Le jeune Joliette avait terminé ses études légales. Muni de bonnes recommandations et des certificats flatteurs de son digne patron, il partit plein de confiance pour aller se soumettre aux épreuves de l’examen. Ce jour fut pour lui un beau triomphe et l’occasion de nombreuses félicitations de la part des amis que sa bonne conduite avait attirées autour de lui.

Ce fut le trois Octobre mil-huit-cent-dix, qu’il reçut de Sir James Craig, sa commission de notaire. Il y avait près de 6 ans qu’il avait commencé sa cléricature.

Combien, en entendant les réponses si justes de son protégé et les compliments que lui adressaient les examinateurs, le cœur du bon oncle, J. E. Faribault, dut battre de joie et d’espérance ! Il aimait son neveu comme son fils et ce qui redoublait son affection, c’est qu’il était payé d’un juste retour.
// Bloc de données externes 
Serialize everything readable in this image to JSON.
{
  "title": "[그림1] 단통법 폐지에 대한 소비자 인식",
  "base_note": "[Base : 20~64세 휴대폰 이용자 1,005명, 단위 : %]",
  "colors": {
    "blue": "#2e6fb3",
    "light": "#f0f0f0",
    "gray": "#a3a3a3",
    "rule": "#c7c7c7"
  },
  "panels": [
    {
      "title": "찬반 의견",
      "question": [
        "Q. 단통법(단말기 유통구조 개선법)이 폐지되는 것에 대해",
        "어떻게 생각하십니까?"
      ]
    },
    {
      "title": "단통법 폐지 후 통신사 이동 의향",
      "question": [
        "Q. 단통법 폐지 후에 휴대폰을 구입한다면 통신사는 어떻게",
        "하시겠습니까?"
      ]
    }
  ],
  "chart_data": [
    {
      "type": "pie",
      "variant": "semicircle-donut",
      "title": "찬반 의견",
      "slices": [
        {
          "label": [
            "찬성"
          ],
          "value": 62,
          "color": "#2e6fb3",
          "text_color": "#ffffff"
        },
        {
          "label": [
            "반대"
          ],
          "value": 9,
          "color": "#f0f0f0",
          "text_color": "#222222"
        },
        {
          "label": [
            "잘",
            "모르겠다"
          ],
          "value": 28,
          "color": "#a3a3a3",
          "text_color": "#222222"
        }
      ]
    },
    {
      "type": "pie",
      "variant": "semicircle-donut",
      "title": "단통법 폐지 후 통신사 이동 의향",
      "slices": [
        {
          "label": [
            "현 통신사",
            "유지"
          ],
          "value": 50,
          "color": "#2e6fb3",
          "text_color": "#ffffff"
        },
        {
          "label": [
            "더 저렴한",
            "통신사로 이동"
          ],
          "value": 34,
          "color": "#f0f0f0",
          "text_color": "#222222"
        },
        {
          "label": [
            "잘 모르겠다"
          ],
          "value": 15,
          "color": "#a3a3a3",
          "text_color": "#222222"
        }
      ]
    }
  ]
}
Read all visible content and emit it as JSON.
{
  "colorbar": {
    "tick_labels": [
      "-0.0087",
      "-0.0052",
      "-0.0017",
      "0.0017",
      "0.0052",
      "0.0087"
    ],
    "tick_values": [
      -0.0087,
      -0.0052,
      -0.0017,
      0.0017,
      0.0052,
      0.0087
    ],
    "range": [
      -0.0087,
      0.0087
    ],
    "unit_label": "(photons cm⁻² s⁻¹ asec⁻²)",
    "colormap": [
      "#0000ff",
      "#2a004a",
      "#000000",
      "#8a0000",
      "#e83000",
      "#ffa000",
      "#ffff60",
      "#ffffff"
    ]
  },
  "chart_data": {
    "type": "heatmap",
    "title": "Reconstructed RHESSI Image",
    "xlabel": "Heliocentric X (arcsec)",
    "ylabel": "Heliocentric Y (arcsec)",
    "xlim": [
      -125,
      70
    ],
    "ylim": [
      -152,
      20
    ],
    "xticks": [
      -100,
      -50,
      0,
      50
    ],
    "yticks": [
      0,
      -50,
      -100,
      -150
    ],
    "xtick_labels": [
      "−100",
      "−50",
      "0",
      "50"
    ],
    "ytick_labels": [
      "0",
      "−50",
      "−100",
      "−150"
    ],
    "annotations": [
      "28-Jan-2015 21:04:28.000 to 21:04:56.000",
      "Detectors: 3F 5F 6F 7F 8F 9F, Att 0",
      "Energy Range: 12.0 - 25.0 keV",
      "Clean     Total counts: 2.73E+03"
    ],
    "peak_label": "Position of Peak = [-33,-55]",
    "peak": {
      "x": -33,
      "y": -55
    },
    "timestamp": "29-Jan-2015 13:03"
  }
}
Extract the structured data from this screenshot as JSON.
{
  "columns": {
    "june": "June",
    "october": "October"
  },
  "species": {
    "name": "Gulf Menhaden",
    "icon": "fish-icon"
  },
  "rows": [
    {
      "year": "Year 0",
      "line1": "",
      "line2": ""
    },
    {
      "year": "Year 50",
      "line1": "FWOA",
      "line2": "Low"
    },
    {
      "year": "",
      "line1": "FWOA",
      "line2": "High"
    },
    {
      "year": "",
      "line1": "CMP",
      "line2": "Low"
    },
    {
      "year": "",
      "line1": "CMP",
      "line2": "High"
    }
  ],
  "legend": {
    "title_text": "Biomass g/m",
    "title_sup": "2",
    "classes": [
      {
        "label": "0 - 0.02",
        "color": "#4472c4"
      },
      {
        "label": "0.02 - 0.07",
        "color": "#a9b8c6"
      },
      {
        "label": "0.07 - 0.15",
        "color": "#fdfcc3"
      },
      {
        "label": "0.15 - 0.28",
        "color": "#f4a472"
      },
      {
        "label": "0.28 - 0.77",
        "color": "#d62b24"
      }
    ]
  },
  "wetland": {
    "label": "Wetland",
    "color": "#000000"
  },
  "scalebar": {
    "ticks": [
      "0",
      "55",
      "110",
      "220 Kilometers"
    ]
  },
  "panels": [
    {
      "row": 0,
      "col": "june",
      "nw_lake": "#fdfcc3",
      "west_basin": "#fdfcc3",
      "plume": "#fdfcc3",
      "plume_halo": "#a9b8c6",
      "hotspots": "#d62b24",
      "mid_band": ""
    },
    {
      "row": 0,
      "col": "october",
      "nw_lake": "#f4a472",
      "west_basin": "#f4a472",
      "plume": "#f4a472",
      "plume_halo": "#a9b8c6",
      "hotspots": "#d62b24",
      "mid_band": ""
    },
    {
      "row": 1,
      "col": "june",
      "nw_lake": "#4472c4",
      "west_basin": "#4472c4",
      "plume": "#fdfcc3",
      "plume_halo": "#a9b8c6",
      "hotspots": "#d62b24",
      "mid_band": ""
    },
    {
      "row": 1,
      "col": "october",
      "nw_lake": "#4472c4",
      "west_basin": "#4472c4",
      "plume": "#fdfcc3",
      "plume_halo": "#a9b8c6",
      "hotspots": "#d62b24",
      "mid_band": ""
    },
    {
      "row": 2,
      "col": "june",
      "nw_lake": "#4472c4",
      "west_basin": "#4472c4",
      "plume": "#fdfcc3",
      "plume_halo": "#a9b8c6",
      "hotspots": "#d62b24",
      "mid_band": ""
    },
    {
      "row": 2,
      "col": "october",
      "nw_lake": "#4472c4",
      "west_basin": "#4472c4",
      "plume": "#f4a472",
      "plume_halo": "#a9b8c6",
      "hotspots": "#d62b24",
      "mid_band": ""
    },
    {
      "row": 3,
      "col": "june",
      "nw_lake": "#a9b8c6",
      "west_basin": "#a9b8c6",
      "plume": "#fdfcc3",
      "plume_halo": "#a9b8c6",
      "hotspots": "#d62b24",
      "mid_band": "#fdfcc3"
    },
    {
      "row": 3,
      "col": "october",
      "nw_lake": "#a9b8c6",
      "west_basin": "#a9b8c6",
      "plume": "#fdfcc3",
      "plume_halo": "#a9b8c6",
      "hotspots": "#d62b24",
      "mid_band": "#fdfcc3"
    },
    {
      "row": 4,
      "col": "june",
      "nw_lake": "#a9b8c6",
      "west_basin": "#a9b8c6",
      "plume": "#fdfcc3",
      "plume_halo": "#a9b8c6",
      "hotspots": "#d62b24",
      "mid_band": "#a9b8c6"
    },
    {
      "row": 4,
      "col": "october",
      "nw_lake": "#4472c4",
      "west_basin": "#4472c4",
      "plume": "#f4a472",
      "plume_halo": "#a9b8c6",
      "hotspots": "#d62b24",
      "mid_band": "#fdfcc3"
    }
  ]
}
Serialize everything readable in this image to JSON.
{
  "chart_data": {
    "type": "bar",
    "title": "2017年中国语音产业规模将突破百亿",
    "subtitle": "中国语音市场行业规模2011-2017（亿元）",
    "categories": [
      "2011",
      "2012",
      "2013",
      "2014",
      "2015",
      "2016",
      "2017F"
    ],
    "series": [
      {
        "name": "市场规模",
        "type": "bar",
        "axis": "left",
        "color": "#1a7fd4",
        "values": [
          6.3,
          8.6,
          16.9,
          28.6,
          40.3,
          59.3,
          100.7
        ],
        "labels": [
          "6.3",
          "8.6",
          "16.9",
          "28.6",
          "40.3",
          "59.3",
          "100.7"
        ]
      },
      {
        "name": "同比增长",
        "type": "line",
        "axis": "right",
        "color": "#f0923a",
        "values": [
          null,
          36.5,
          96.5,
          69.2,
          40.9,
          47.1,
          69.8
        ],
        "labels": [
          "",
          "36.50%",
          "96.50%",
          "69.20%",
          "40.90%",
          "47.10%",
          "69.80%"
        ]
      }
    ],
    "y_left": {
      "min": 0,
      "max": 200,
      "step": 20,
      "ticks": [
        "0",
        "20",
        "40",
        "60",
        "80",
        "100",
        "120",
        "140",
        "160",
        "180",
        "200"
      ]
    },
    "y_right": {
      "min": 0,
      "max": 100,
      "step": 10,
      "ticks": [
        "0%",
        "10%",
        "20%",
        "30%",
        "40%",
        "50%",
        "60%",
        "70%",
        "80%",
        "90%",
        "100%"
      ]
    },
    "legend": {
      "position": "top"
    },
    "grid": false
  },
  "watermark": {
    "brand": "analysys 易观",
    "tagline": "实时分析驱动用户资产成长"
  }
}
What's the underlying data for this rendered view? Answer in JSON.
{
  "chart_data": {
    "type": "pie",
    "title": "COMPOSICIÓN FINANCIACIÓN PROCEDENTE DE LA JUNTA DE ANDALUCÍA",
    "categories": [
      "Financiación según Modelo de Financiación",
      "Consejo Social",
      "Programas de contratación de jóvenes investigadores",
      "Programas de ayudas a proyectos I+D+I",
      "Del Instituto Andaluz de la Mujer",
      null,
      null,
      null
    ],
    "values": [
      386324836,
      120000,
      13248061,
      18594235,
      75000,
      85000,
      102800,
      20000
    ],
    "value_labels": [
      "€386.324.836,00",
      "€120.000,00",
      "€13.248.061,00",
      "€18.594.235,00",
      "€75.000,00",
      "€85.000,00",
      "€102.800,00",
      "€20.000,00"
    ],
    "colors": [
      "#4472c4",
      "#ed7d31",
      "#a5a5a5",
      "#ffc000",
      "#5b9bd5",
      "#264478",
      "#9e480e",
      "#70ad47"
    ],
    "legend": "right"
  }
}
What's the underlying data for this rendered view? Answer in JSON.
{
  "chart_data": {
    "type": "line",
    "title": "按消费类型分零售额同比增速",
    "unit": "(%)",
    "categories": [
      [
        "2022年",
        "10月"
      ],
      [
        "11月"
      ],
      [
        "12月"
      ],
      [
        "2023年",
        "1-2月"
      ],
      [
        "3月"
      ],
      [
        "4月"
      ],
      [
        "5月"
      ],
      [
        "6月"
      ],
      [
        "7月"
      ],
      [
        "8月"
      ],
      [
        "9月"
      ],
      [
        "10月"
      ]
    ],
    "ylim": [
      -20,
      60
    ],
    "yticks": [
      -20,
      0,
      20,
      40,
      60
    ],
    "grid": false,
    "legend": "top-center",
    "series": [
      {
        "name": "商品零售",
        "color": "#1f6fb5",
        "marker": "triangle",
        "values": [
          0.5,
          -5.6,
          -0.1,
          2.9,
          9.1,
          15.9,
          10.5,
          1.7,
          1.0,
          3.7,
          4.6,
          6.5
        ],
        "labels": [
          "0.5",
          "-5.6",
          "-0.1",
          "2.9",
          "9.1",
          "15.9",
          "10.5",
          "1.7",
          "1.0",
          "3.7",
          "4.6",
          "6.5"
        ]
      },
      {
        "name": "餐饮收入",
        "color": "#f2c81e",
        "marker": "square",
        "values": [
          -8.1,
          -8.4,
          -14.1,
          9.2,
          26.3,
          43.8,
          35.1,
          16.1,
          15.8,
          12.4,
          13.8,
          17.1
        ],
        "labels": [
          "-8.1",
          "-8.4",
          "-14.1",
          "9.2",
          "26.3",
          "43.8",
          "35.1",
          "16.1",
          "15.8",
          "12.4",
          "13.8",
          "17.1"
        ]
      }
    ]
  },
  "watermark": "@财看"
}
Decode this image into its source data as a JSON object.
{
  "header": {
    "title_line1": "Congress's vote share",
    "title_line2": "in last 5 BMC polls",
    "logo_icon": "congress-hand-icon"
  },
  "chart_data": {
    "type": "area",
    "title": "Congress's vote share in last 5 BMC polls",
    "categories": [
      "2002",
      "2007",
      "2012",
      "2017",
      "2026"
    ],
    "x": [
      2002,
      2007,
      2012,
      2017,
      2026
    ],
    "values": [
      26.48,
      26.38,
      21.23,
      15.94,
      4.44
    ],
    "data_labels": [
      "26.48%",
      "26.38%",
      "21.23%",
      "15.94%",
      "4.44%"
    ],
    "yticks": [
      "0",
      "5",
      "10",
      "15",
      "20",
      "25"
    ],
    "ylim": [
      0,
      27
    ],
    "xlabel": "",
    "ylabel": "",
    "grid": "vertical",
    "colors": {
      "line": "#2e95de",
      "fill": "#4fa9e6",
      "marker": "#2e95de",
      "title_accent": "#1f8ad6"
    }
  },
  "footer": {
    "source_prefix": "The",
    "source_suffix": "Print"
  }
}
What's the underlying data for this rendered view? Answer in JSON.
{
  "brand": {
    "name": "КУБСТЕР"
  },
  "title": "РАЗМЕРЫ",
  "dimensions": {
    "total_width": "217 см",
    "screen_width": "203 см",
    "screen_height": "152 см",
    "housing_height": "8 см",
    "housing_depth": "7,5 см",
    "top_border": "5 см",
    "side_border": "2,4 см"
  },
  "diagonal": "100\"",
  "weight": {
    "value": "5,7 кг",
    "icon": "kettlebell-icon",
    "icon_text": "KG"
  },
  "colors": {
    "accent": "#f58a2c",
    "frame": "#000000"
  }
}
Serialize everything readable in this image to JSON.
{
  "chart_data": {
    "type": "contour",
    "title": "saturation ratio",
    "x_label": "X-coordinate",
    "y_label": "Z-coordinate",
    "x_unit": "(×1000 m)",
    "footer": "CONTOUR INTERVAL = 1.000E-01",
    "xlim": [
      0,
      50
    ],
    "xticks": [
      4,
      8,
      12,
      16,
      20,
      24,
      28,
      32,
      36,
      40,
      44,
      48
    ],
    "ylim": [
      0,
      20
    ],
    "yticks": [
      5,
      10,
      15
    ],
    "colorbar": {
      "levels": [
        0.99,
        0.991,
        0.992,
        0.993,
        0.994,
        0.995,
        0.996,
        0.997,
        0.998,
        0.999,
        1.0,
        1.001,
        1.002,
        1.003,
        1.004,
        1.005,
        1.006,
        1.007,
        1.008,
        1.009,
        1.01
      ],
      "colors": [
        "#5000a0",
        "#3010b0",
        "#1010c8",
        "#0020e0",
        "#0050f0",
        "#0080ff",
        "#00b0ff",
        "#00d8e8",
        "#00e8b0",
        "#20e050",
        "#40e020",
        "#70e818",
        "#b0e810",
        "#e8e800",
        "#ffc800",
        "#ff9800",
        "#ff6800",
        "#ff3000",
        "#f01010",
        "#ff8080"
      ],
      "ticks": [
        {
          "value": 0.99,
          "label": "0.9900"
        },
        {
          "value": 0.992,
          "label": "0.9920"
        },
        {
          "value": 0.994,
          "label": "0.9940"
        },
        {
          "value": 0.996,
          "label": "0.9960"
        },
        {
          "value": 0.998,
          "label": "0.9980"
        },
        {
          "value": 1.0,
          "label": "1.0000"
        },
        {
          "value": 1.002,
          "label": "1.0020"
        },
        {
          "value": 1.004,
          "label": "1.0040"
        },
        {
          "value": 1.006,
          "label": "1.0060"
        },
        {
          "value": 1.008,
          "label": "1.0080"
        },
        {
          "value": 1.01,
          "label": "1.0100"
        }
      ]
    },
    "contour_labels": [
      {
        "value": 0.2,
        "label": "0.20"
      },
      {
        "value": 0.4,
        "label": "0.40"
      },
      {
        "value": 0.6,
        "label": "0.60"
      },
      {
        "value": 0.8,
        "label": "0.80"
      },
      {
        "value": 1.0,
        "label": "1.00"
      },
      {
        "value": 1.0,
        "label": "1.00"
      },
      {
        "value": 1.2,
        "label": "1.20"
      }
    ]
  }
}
Une nouvelle ère allait donc commencer pour B. Joliette. Derrière lui, il voyait déjà se replier et disparaître les scènes riantes de son printemps. Déjà plus de vingt années avaient fui, rapides comme l’éclair ; il était au seuil d’un nouvel avenir dont il lui tardait de voir entr’ouvrir les portes.

Le jeune homme pauvre, qui, après de rudes épreuves, beaucoup de fatigues, de travail et de soucis, est enfin parvenu à vaincre toutes les difficultés de la situation, voit enfin poindre ce jour désiré qui réalisera ses plus chères espérances, doit sentir palpiter son cœur, sous l’effet d’une bien douce émotion.

C’est le voyageur empressé, qui, après avoir franchi les déserts et les solitudes, aperçoit enfin, du sommet d’une montagne qu’il vient de gravir, la patrie, le clocher de son village, le toit de ses pères.

En effet, celui-ci n’a pas le cœur plus joyeux, ne respire pas plus à l’aise que l’étudiant qui, après les anxiétés de l’examen, emporte sur son cœur le parchemin chéri, désiré depuis si longtemps.

C’est le premier triomphe de la vie ! Quel suave parfum il doit apporter à l’âme confiante, de cette jeunesse, avide d’honneur, et dont le cœur s’ouvre aussi naturellement à l’espérance du bonheur, que le calice des fleurs aux rayons du soleil qui les fait s’épanouir !

Et, il est si doux de se bercer que ce succès n’est que le premier anneau d’une longue chaîne de prospérité !…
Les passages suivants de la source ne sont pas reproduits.